In an understandable attempt to bypass all that annoying spam, emails that you want to receive get lost in the shuffle. Newsletter subscription requests are not being completed. Password reset and important notification emails (domain renewals, for example) are not acknowledged by the intended parties.
In some cases, these emails are blocked at the server level. In others, they end up in the junk/spam/trash folders to be deleted and not read.
What is an email whitelist?
You may have been on a website where they ask that you add a specific email address to your whitelist after you submit a request. This is to ensure that you know what address their response will come from so you can add it to your address book or contact list.
With all the spam making its way into our inboxes, ISPs and software companies target spam. There are criteria, formats, and red flags that they use that are indicative of junk mail.
These criteria can cause automatic blocking of IPs and addresses commonly used by spammers. These are called blacklists. These blacklists are then implemented to block emails within the network.
The red flags can cause emails with spammy criteria to be sent to your spam folder. That’s not to say there are times that emails are misidentified for no apparent reason to you. It does happen. That’s why you always want to review your spam/junk folders before clearing them out.
Whitelisting, Allowed and Approved Senders
Is there a difference? Not really. You may even see “safe senders” (iPhone). Other software/services call this list the “approved senders list” or “allowed senders” list.
So your “whitelist” is the list of email contacts you want to receive email from. In many cases, your whitelist is in the background, and addresses get added automatically to your whitelist when you add new contacts to your address book.
By adding addresses to your whitelist, you are clearing the way for those addresses and emails to hopefully not get misidentified as spam. Hopefully?
If those who are emailing you are doing spammy things, they risk being identified as junk. So it’s not a perfect system.
If you do not take this proactive action, you risk not receiving the response you are seeking based on your request. This includes not receiving order and shipping confirmations from e-commerce websites too.
When you sign up for a mailing list, place an order or contact a website, stop right then and there and add their email address to your whitelist. Most websites will have a note on the submission or thank you page noting what address to add to your whitelist. When you see a message like that, follow the instructions.
How to Setup Your Whitelist
Here are the basics for the most used services. In most cases, you can right-click on the email address to see options to add to your address book or designate as not spam.
You can also search your provider or software’s Help section for “whitelist.”

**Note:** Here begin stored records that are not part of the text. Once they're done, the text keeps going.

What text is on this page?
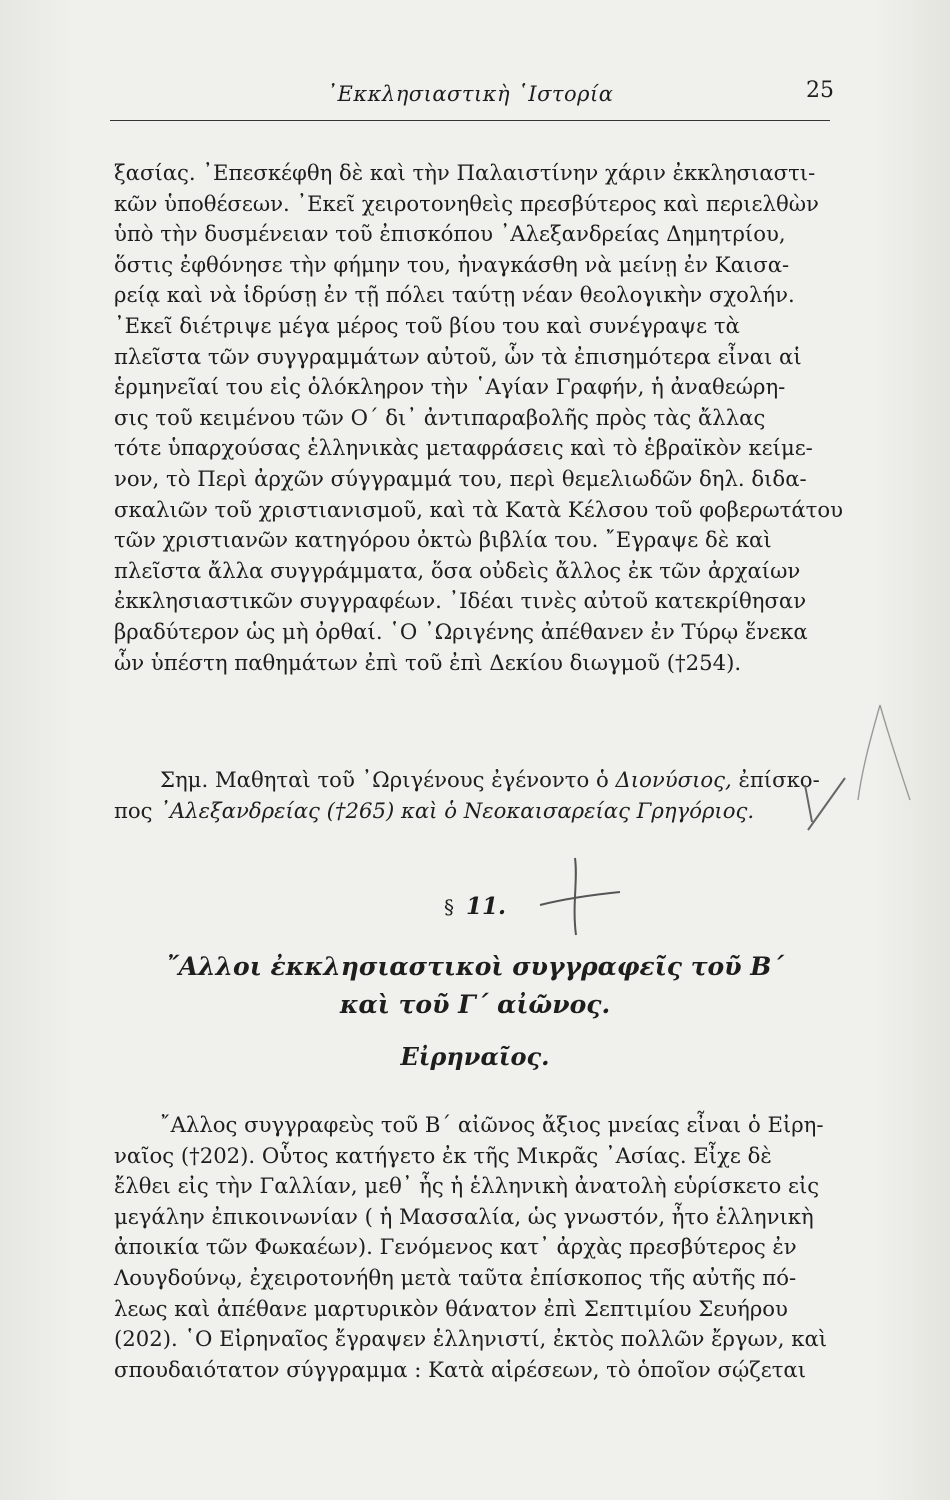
᾿Εκκλησιαστικὴ ῾Ιστορία	25
ξασίας. ᾿Επεσκέφθη δὲ καὶ τὴν Παλαιστίνην χάριν ἐκκλησιαστι-
κῶν ὑποθέσεων. ᾿Εκεῖ χειροτονηθεὶς πρεσβύτερος καὶ περιελθὼν
ὑπὸ τὴν δυσμένειαν τοῦ ἐπισκόπου ᾿Αλεξανδρείας Δημητρίου,
ὅστις ἐφθόνησε τὴν φήμην του, ἠναγκάσθη νὰ μείνῃ ἐν Καισα-
ρείᾳ καὶ νὰ ἱδρύσῃ ἐν τῇ πόλει ταύτῃ νέαν θεολογικὴν σχολήν.
᾿Εκεῖ διέτριψε μέγα μέρος τοῦ βίου του καὶ συνέγραψε τὰ
πλεῖστα τῶν συγγραμμάτων αὐτοῦ, ὧν τὰ ἐπισημότερα εἶναι αἱ
ἑρμηνεῖαί του εἰς ὁλόκληρον τὴν ῾Αγίαν Γραφήν, ἡ ἀναθεώρη-
σις τοῦ κειμένου τῶν Ο΄ δι᾿ ἀντιπαραβολῆς πρὸς τὰς ἄλλας
τότε ὑπαρχούσας ἑλληνικὰς μεταφράσεις καὶ τὸ ἑβραϊκὸν κείμε-
νον, τὸ Περὶ ἀρχῶν σύγγραμμά του, περὶ θεμελιωδῶν δηλ. διδα-
σκαλιῶν τοῦ χριστιανισμοῦ, καὶ τὰ Κατὰ Κέλσου τοῦ φοβερωτάτου
τῶν χριστιανῶν κατηγόρου ὀκτὼ βιβλία του. ῎Εγραψε δὲ καὶ
πλεῖστα ἄλλα συγγράμματα, ὅσα οὐδεὶς ἄλλος ἐκ τῶν ἀρχαίων
ἐκκλησιαστικῶν συγγραφέων. ᾿Ιδέαι τινὲς αὐτοῦ κατεκρίθησαν
βραδύτερον ὡς μὴ ὀρθαί. ῾Ο ᾿Ωριγένης ἀπέθανεν ἐν Τύρῳ ἕνεκα
ὧν ὑπέστη παθημάτων ἐπὶ τοῦ ἐπὶ Δεκίου διωγμοῦ (†254).
Σημ. Μαθηταὶ τοῦ ᾿Ωριγένους ἐγένοντο ὁ Διονύσιος, ἐπίσκο-
πος ᾿Αλεξανδρείας (†265) καὶ ὁ Νεοκαισαρείας Γρηγόριος.
§ 11.
῎Αλλοι ἐκκλησιαστικοὶ συγγραφεῖς τοῦ Β΄
καὶ τοῦ Γ΄ αἰῶνος.
Εἰρηναῖος.
῎Αλλος συγγραφεὺς τοῦ Β΄ αἰῶνος ἄξιος μνείας εἶναι ὁ Εἰρη-
ναῖος (†202). Οὗτος κατήγετο ἐκ τῆς Μικρᾶς ᾿Ασίας. Εἶχε δὲ
ἔλθει εἰς τὴν Γαλλίαν, μεθ᾿ ἧς ἡ ἑλληνικὴ ἀνατολὴ εὑρίσκετο εἰς
μεγάλην ἐπικοινωνίαν ( ἡ Μασσαλία, ὡς γνωστόν, ἦτο ἑλληνικὴ
ἀποικία τῶν Φωκαέων). Γενόμενος κατ᾿ ἀρχὰς πρεσβύτερος ἐν
Λουγδούνῳ, ἐχειροτονήθη μετὰ ταῦτα ἐπίσκοπος τῆς αὐτῆς πό-
λεως καὶ ἀπέθανε μαρτυρικὸν θάνατον ἐπὶ Σεπτιμίου Σευήρου
(202). ῾Ο Εἰρηναῖος ἔγραψεν ἑλληνιστί, ἐκτὸς πολλῶν ἔργων, καὶ
σπουδαιότατον σύγγραμμα : Κατὰ αἱρέσεων, τὸ ὁποῖον σῴζεται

When You Initiate the Request
This is where Email Whitelist Etiquette comes in. If you initiate the request, it is your responsibility to promptly add the other side’s email address to your whitelist.
Before getting upset because you did not receive a response, check to see if the email was inadvertently deleted. Or sent to your Trash, Spam, or Junk folders. You will be surprised at the legitimate emails that land in these folders by mistake.
Did you discover emails in your spam or junk folders that shouldn’t be there? Stop and add their information to your whitelist/approved senders straight away.
All you can do is control what is in your control to control. That includes your whitelist.
TIP FOR WEBSITE OWNERS:
Make sure you create a response or thank you page that requests site visitors and subscribers to add the required email address to their whitelist. If onliners know the address to expect an email from, the chances are greater that they will add that address to their address book/whitelist for your email to get through.
By learning how to whitelist and getting in the habit of doing so with each new request or contact, the emails you want will have a better chance of landing in our inbox.